According to Keith Holland, curator of McLaren's collection and manager of Automotive Motorsports Operations, Bruce McLaren was drawn to Indy Car because it had fewer rules and regulations than F1. McLaren competed in Can-Am from 1966 until 1971 and began winning just two years after joining the circuit.

The M8D was the second iteration of McLaren's championship-winning M8B that won all 11 races in 1969 - and it was the car that ultimately killed him.

Because of regulations, the wing on the '69 car was moved to sit between the two vertical fins on the rear. The wing didn't behave the way McLaren had hoped and put downforce over the rear bodywork instead of the rear suspension. The hardware that held the wing in place failed and the wing came off at around 100 mph during testing at Goodwood. The car slid sideways into a marshal's post and instantly killed the 33-year old McLaren.
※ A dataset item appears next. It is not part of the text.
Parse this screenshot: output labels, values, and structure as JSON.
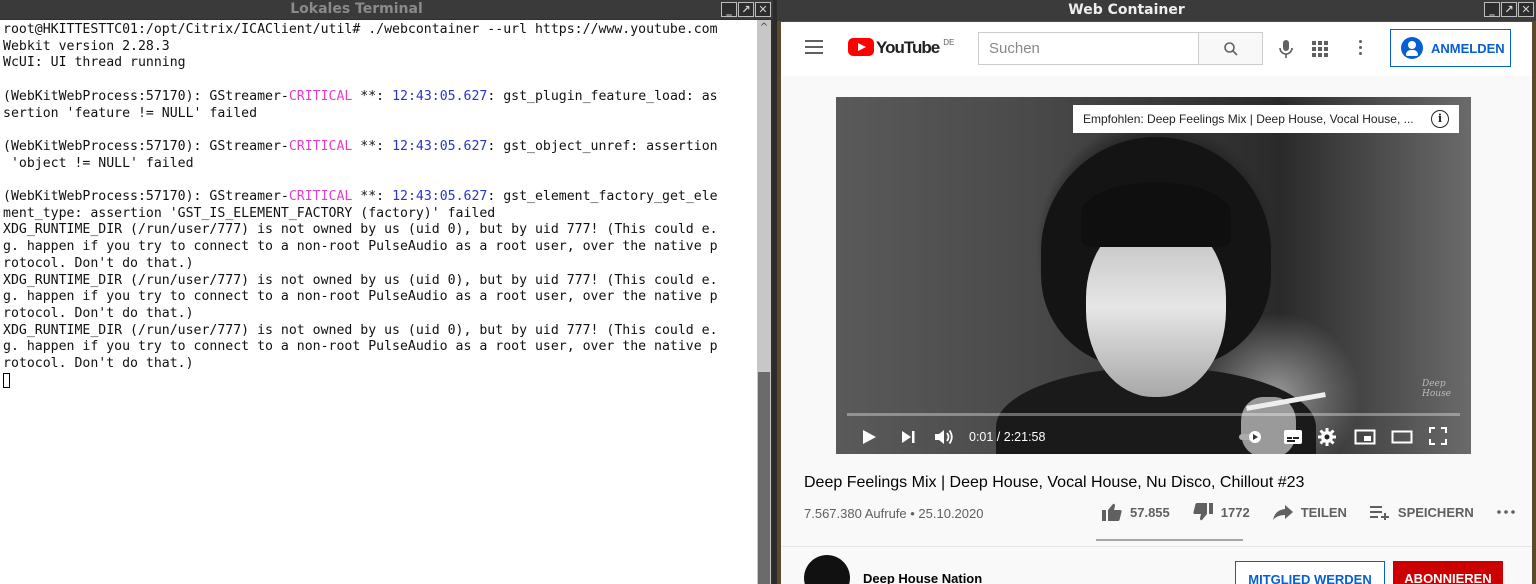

This particular car is currently waiting for an updated but period-correct engine. It is owned by a private collector.

1975 M23A: The car that won Formula 1
The M23A was an evolution of the Indianapolis 500 winner and first competed in the 1973 Formula 1 season. This car was one of the first to use adhesive in a Grand Prix chassis. In the hands of Emerson Fittipaldi, the M23A was an incredible performer, sending Fittipaldi to the F1 Driver's Championship and McLaren to the Constructors' Championship in 1974. It would go on to become one of the most successful cars in Formula 1 history.

This car is also owned by a private collector.
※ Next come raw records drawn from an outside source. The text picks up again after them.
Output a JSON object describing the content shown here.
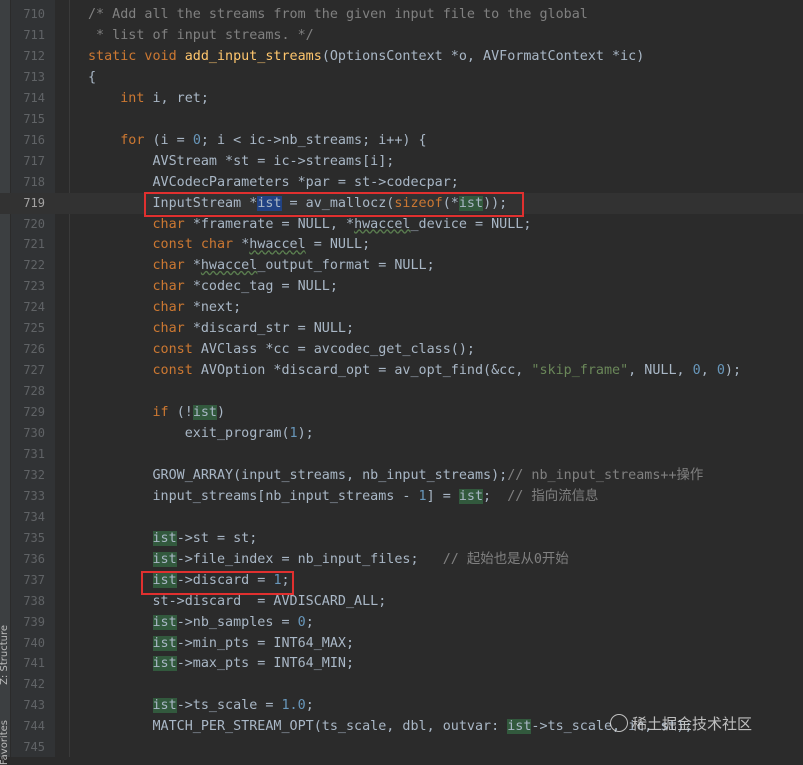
{
  "sidebar": {
    "structure_label": "Z: Structure",
    "favorites_label": "Favorites"
  },
  "lines": [
    {
      "n": "710",
      "t": [
        [
          "cm",
          "/* Add all the streams from the given input file to the global"
        ]
      ]
    },
    {
      "n": "711",
      "t": [
        [
          "cm",
          " * list of input streams. */"
        ]
      ]
    },
    {
      "n": "712",
      "t": [
        [
          "kw",
          "static void "
        ],
        [
          "fn",
          "add_input_streams"
        ],
        [
          "p",
          "(OptionsContext *o, AVFormatContext *ic)"
        ]
      ]
    },
    {
      "n": "713",
      "t": [
        [
          "p",
          "{"
        ]
      ]
    },
    {
      "n": "714",
      "t": [
        [
          "p",
          "    "
        ],
        [
          "kw",
          "int "
        ],
        [
          "p",
          "i, ret;"
        ]
      ]
    },
    {
      "n": "715",
      "t": []
    },
    {
      "n": "716",
      "t": [
        [
          "p",
          "    "
        ],
        [
          "kw",
          "for "
        ],
        [
          "p",
          "(i = "
        ],
        [
          "num",
          "0"
        ],
        [
          "p",
          "; i < ic->nb_streams; i++) {"
        ]
      ]
    },
    {
      "n": "717",
      "t": [
        [
          "p",
          "        AVStream *st = ic->streams[i];"
        ]
      ]
    },
    {
      "n": "718",
      "t": [
        [
          "p",
          "        AVCodecParameters *par = st->codecpar;"
        ]
      ]
    },
    {
      "n": "719",
      "cur": true,
      "t": [
        [
          "p",
          "        InputStream *"
        ],
        [
          "sel",
          "ist"
        ],
        [
          "p",
          " = av_mallocz("
        ],
        [
          "kw",
          "sizeof"
        ],
        [
          "p",
          "(*"
        ],
        [
          "hl",
          "ist"
        ],
        [
          "p",
          "));"
        ]
      ]
    },
    {
      "n": "720",
      "t": [
        [
          "p",
          "        "
        ],
        [
          "kw",
          "char "
        ],
        [
          "p",
          "*framerate = NULL, *"
        ],
        [
          "un",
          "hwaccel"
        ],
        [
          "p",
          "_device = NULL;"
        ]
      ]
    },
    {
      "n": "721",
      "t": [
        [
          "p",
          "        "
        ],
        [
          "kw",
          "const char "
        ],
        [
          "p",
          "*"
        ],
        [
          "un",
          "hwaccel"
        ],
        [
          "p",
          " = NULL;"
        ]
      ]
    },
    {
      "n": "722",
      "t": [
        [
          "p",
          "        "
        ],
        [
          "kw",
          "char "
        ],
        [
          "p",
          "*"
        ],
        [
          "un",
          "hwaccel"
        ],
        [
          "p",
          "_output_format = NULL;"
        ]
      ]
    },
    {
      "n": "723",
      "t": [
        [
          "p",
          "        "
        ],
        [
          "kw",
          "char "
        ],
        [
          "p",
          "*codec_tag = NULL;"
        ]
      ]
    },
    {
      "n": "724",
      "t": [
        [
          "p",
          "        "
        ],
        [
          "kw",
          "char "
        ],
        [
          "p",
          "*next;"
        ]
      ]
    },
    {
      "n": "725",
      "t": [
        [
          "p",
          "        "
        ],
        [
          "kw",
          "char "
        ],
        [
          "p",
          "*discard_str = NULL;"
        ]
      ]
    },
    {
      "n": "726",
      "t": [
        [
          "p",
          "        "
        ],
        [
          "kw",
          "const "
        ],
        [
          "p",
          "AVClass *cc = avcodec_get_class();"
        ]
      ]
    },
    {
      "n": "727",
      "t": [
        [
          "p",
          "        "
        ],
        [
          "kw",
          "const "
        ],
        [
          "p",
          "AVOption *discard_opt = av_opt_find(&cc, "
        ],
        [
          "str",
          "\"skip_frame\""
        ],
        [
          "p",
          ", NULL, "
        ],
        [
          "num",
          "0"
        ],
        [
          "p",
          ", "
        ],
        [
          "num",
          "0"
        ],
        [
          "p",
          ");"
        ]
      ]
    },
    {
      "n": "728",
      "t": []
    },
    {
      "n": "729",
      "t": [
        [
          "p",
          "        "
        ],
        [
          "kw",
          "if "
        ],
        [
          "p",
          "(!"
        ],
        [
          "hl",
          "ist"
        ],
        [
          "p",
          ")"
        ]
      ]
    },
    {
      "n": "730",
      "t": [
        [
          "p",
          "            exit_program("
        ],
        [
          "num",
          "1"
        ],
        [
          "p",
          ");"
        ]
      ]
    },
    {
      "n": "731",
      "t": []
    },
    {
      "n": "732",
      "t": [
        [
          "p",
          "        GROW_ARRAY(input_streams, nb_input_streams);"
        ],
        [
          "cm",
          "// nb_input_streams++操作"
        ]
      ]
    },
    {
      "n": "733",
      "t": [
        [
          "p",
          "        input_streams[nb_input_streams - "
        ],
        [
          "num",
          "1"
        ],
        [
          "p",
          "] = "
        ],
        [
          "hl",
          "ist"
        ],
        [
          "p",
          ";  "
        ],
        [
          "cm",
          "// 指向流信息"
        ]
      ]
    },
    {
      "n": "734",
      "t": []
    },
    {
      "n": "735",
      "t": [
        [
          "p",
          "        "
        ],
        [
          "hl",
          "ist"
        ],
        [
          "p",
          "->st = st;"
        ]
      ]
    },
    {
      "n": "736",
      "t": [
        [
          "p",
          "        "
        ],
        [
          "hl",
          "ist"
        ],
        [
          "p",
          "->file_index = nb_input_files;   "
        ],
        [
          "cm",
          "// 起始也是从0开始"
        ]
      ]
    },
    {
      "n": "737",
      "t": [
        [
          "p",
          "        "
        ],
        [
          "hl",
          "ist"
        ],
        [
          "p",
          "->discard = "
        ],
        [
          "num",
          "1"
        ],
        [
          "p",
          ";"
        ]
      ]
    },
    {
      "n": "738",
      "t": [
        [
          "p",
          "        st->discard  = AVDISCARD_ALL;"
        ]
      ]
    },
    {
      "n": "739",
      "t": [
        [
          "p",
          "        "
        ],
        [
          "hl",
          "ist"
        ],
        [
          "p",
          "->nb_samples = "
        ],
        [
          "num",
          "0"
        ],
        [
          "p",
          ";"
        ]
      ]
    },
    {
      "n": "740",
      "t": [
        [
          "p",
          "        "
        ],
        [
          "hl",
          "ist"
        ],
        [
          "p",
          "->min_pts = INT64_MAX;"
        ]
      ]
    },
    {
      "n": "741",
      "t": [
        [
          "p",
          "        "
        ],
        [
          "hl",
          "ist"
        ],
        [
          "p",
          "->max_pts = INT64_MIN;"
        ]
      ]
    },
    {
      "n": "742",
      "t": []
    },
    {
      "n": "743",
      "t": [
        [
          "p",
          "        "
        ],
        [
          "hl",
          "ist"
        ],
        [
          "p",
          "->ts_scale = "
        ],
        [
          "num",
          "1.0"
        ],
        [
          "p",
          ";"
        ]
      ]
    },
    {
      "n": "744",
      "t": [
        [
          "p",
          "        MATCH_PER_STREAM_OPT(ts_scale, dbl, "
        ],
        [
          "hint",
          "outvar:"
        ],
        [
          "p",
          " "
        ],
        [
          "hl",
          "ist"
        ],
        [
          "p",
          "->ts_scale, ic, st);"
        ]
      ]
    },
    {
      "n": "745",
      "t": []
    }
  ],
  "watermark": "稀土掘金技术社区",
  "colors": {
    "background": "#2b2b2b",
    "gutter": "#313335",
    "keyword": "#cc7832",
    "comment": "#808080",
    "function": "#ffc66d",
    "number": "#6897bb",
    "string": "#6a8759",
    "highlight_box": "#e0302f"
  }
}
1984 M4-2/2: The car made of carbon fiber

This is the car that made McLaren a household name in racing. With powerhouse drivers like James Hunt, Jochen Mass, Nikki Lauda, Alain Prost, and Emerson Fittipaldi behind the wheel, McLaren couldn't be stopped. Considered to be the most successful chassis in Formula 1 history, the M4 marked the first application of carbon fiber technology by McLaren.

The owner of this car is collector Gregory Galdi, an entrepreneur based in Happauge, New York. He still drives it in historic races and said that driving it is a "very focusing experience."

"Sitting in the driver's seat feels like a special and honored place. To be in the same place where those incredible drivers sat and to feel the entire machine shake and come alive around you is a very organic experience," he told AUTOMOBILE. "I feel like I am the caretaker of it for the next generation so that they can know what it means to truly race."